それ以上に俺があいつをアイドルに据えたのには理由があった。
それは今更考えて初めて気づいてしまったことだった。
ただあいつがダンスが上手いからというわけではない。あいつがいいやつだからというわけではない。
「俺はあいつがいなかったらたぶんずっと殻に閉じこもってたままだったんだよ」
きっと袖浦がいなかったら今の俺はここに立っていない。
俺は袖浦がいなかったら神谷さんに認められることはなかっただろう。
きっとあのまま家に帰って終わっていた。
「殻に閉じこもったままだったら、今頃もぐずぐずと過去と決別出来ずに働いてたはずだ」
バスケの夢を捨てられずに悶々とした日々を過ごす羽目になっただろう。
「あいつがいたから俺はこうしていられる。まぁ、なんていうか。あいつを選んだのには恩義みたいのを感じているからなんだろうな」
偶然の出会いであった。
しかし、袖浦が公園でダンスの練習をしていなかったら、と考えるとゾッとする。
「俺はあいつに力をもらった。だから今度は俺があいつの力になりたいんだよ」
俺は袖浦からものを受け取ってまだそれを返せていない。
星宮がやった水着の件だって結局俺は力になれなかった。
あいつの持っている力で状況を打破したに過ぎない。
神谷さんは十分力になっていたと話していたが、そんなことはないはずだ。
俺は夢を追いかける人間の力になりたい。悪態をついている田中だってその例外じゃない。

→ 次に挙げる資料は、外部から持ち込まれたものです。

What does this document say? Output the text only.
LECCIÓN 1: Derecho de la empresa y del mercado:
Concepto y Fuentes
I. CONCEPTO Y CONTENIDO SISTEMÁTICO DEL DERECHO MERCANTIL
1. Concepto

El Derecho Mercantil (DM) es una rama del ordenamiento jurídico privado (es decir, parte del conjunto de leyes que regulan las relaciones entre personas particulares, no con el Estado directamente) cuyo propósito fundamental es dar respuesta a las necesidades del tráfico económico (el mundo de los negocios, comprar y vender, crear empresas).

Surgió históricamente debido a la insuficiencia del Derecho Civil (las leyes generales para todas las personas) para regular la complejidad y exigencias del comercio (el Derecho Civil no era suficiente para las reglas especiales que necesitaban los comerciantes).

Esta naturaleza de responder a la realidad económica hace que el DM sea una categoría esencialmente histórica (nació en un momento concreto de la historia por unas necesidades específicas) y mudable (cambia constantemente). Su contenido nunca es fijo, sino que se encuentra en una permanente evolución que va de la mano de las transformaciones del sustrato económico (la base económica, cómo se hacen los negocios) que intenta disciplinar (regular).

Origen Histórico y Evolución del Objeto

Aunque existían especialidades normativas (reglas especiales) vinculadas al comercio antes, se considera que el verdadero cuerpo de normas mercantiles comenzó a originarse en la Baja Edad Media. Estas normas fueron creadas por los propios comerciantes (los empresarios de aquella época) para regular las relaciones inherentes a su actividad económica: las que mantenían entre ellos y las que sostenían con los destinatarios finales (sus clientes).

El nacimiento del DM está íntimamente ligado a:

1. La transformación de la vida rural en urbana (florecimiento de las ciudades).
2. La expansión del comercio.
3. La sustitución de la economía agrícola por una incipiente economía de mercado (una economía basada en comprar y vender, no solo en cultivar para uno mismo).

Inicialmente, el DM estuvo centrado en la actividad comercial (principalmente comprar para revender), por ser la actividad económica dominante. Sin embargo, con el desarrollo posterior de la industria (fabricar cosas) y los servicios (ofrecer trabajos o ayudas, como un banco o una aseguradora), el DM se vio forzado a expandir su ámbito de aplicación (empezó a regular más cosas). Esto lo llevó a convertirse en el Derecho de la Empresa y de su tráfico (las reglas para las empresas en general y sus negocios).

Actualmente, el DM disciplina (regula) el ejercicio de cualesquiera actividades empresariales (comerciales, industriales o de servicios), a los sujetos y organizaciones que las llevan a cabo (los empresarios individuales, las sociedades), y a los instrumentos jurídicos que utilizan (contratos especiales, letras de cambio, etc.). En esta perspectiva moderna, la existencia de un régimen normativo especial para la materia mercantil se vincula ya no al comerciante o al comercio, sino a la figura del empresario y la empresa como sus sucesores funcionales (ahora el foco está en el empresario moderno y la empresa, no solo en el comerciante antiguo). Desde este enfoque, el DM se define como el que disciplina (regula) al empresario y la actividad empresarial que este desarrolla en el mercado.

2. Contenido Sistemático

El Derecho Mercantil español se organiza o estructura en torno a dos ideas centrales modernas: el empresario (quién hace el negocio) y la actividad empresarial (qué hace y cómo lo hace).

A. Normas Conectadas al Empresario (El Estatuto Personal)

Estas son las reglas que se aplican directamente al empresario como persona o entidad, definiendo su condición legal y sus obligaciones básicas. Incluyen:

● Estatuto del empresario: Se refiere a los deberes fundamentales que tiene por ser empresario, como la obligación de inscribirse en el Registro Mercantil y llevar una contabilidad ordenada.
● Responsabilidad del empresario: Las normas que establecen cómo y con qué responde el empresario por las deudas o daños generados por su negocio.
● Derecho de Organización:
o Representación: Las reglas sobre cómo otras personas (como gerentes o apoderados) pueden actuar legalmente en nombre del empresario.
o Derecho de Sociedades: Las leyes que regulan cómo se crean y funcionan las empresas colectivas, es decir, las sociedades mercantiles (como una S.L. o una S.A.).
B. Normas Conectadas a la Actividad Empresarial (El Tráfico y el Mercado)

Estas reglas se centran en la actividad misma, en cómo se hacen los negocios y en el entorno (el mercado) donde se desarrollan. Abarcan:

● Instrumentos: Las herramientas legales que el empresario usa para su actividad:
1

でも、パートナーになる人間は誰でもいいというわけではなかった。
「俺があいつをパートナーにしたいのは俺にとってあいつが特別な存在だからなんだよ」
俺が言い放つと星宮は口から歯を擦る音を立てた。
それと同時に死角から誰かが砂を蹴って走る音が聞こえる。
誰かに盗み聞きされただろうか。
「結局アンタもあいつを選ぶのね。いいわ。どうせ袖浦芽衣とアナタなんて茉莉奈に負けちゃうんだから」
星宮は俺の体を突き飛ばすと走り去っていった。その瞳は潤んでいてさっきまでの嫌味な感じはなくなっていた。
それにしても『アンタも』という発言が気になるな。
袖浦と星宮の間にはなにか因縁があるのだろうか。
ただ嫌いだからという理由ではなく、因縁が原因で袖浦が逆恨みを受けていじめられていた可能性も出てきたな。
あいつは気に入らないやつだったが、今は感謝しよう。俺が袖浦をパートナーにする理由をしっかりと確認する機会になった。
俺は袖浦の力になれるように今後共あいつのために頑張っていこうと決意を固める。